Loan Officer | NMLS #91019
Branch NMLS #1627273
Posted On July 14, 2017
This week, mortgage rates started to fall after Federal Reserve Chair Janet Yellen’s remarks at her semiannual testimony before the Senate Banking Committee. Expectations of a September or December rate hike have dropped. Consumer credit expanded at the fastest pace in seven months, there were fewer job openings than expected and retail sales declined.
Consumer credit measures the total outstanding credit among revolving and nonrevolving credit. Revolving credit includes short-term debt like monthly credit card bills. Nonrevolving credit includes longer-term debt like student debt and auto loans. The Federal Reserve reported a consumer credit annual growth rate of 5.8% to a level of $18.4 Billion in May.
The Labor Department’s Job Openings and Labor Turnover Survey (JOLTS) increased less than expected in May. The number of vacant positions dropped to 5.7 million, down from April’s figure of almost 6 million open positions. Hiring increased at the fastest pace since December 2015, with 429,000 more hires month-over-month to a level of 5.4 million. Voluntary quits exceeded 3.2 million, reaching a post-recession high. The labor market remains tight.

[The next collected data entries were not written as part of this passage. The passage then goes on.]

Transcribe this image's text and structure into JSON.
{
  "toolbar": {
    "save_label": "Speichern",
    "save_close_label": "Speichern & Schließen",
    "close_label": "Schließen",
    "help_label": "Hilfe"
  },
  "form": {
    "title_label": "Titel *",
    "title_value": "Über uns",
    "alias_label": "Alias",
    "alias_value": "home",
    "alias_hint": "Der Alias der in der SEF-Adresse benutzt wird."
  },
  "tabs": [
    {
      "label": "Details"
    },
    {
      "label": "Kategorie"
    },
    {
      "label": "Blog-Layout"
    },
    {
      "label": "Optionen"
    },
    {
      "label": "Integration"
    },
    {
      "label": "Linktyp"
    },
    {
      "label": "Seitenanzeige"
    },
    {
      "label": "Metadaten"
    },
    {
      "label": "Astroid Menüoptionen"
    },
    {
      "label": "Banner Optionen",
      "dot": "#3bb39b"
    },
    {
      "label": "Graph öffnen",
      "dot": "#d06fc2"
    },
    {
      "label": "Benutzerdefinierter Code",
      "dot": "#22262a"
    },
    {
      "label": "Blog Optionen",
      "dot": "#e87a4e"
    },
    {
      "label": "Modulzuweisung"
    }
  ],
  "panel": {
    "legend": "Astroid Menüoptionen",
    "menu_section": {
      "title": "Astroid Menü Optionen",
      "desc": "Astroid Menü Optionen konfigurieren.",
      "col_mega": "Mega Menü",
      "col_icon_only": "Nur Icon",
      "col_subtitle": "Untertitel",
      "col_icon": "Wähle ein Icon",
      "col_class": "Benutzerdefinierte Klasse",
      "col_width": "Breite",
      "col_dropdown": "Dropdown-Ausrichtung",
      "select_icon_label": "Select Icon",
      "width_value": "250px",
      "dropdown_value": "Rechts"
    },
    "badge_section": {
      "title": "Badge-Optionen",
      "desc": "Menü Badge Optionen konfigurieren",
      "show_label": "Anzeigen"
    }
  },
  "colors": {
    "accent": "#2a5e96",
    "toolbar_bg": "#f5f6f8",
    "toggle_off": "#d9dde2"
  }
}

Retail sales dropped again in June, down 0.2% month-over-month. Year-over-year, however retail sales are up 2.8%. The monthly decline was driven by spending drops at food and beverage stores, restaurants, and department stores. Gasoline sales were also down. Nonstore retailers, like ecommerce platforms were up and spending on building materials was also positive.
Expectations for further interest rate hikes this year have started to wane after Yellen’s comments at her semiannual testimony. She stated, “Because the neutral rate is currently quite low by historical standards, the federal funds rate would not have to rise all that much further to get to a neutral policy stance.” Rates started to drop after the testimony and remain historically low.